Slavery issues often coincided with attempts at statehood. Church leaders were frequently forced to address the position of the church concerning the Negro race. Church elders, including Young, often spoke out against slavery in the South, but the increasing number of black migrations into the territory of Utah between 1847-1850 began to complicate the feeling of many Church leaders. Historical analysis disproved the Missouri thesis and showed that the Church didnt begin the practice of discrimination against blacks by denying them the priesthood until after the death of the prophet Joseph Smith. After nearly a hundred and forty years, Church elders, lead by the President of the Church, Spencer Kimball, announced that through prayer they had received a revelation from God allowing the title of priesthood to be available to Mormons of all racial and ethnic background. The announcement of the revelation marked the most significant change in the Mormon religion since the end of the practice of polygamy.
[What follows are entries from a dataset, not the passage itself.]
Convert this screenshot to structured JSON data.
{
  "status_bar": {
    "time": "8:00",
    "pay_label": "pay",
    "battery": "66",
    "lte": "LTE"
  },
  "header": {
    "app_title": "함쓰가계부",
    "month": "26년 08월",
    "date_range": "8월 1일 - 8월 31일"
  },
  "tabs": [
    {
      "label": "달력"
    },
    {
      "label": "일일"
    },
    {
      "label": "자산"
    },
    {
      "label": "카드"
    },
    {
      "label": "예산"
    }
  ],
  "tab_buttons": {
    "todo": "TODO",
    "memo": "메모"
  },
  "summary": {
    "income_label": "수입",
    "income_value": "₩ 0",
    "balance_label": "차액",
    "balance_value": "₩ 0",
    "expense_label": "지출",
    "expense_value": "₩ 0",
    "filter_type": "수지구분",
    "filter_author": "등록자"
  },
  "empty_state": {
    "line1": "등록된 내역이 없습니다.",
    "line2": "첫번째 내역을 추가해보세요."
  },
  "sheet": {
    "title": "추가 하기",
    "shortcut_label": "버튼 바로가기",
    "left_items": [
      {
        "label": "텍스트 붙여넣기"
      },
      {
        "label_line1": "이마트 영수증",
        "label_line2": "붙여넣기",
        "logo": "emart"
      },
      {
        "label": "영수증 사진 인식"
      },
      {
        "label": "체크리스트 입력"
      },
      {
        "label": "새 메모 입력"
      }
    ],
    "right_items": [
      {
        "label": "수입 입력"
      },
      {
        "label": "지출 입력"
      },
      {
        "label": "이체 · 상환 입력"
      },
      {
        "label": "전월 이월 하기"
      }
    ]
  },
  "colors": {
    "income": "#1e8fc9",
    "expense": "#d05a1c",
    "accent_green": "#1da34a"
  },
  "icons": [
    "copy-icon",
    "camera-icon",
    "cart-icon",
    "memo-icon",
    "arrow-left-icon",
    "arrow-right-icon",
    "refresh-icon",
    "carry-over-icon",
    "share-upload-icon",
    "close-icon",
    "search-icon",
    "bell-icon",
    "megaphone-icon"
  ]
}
Kimball had pondered over the reversal of the practice for several years; he sought support from the Council of the Twelve. Each apostle met with Kimball in private to discuss the positive and negative aspects of black priesthood denial. It was only after all the apostles had agreed with the new revelation that the Church announced publicly that blacks would be admitted to the priesthood. The inability of the Church to avoid social pressures was most likely the main reason for the revelation. The present practice of the Church constitutes the interpretation of scripture, including the doctrine that all are alike unto God, "black" and white, bond and free, male and female." (Moore, p.

234) After examining the main controversies against the nature of Latter Day Saints as a religion, I would conclude stating that according to my personal opinion there is no reason why this religion should be treated as a cult as it does not seem to be potentially dangerous to its members and / or to the large society.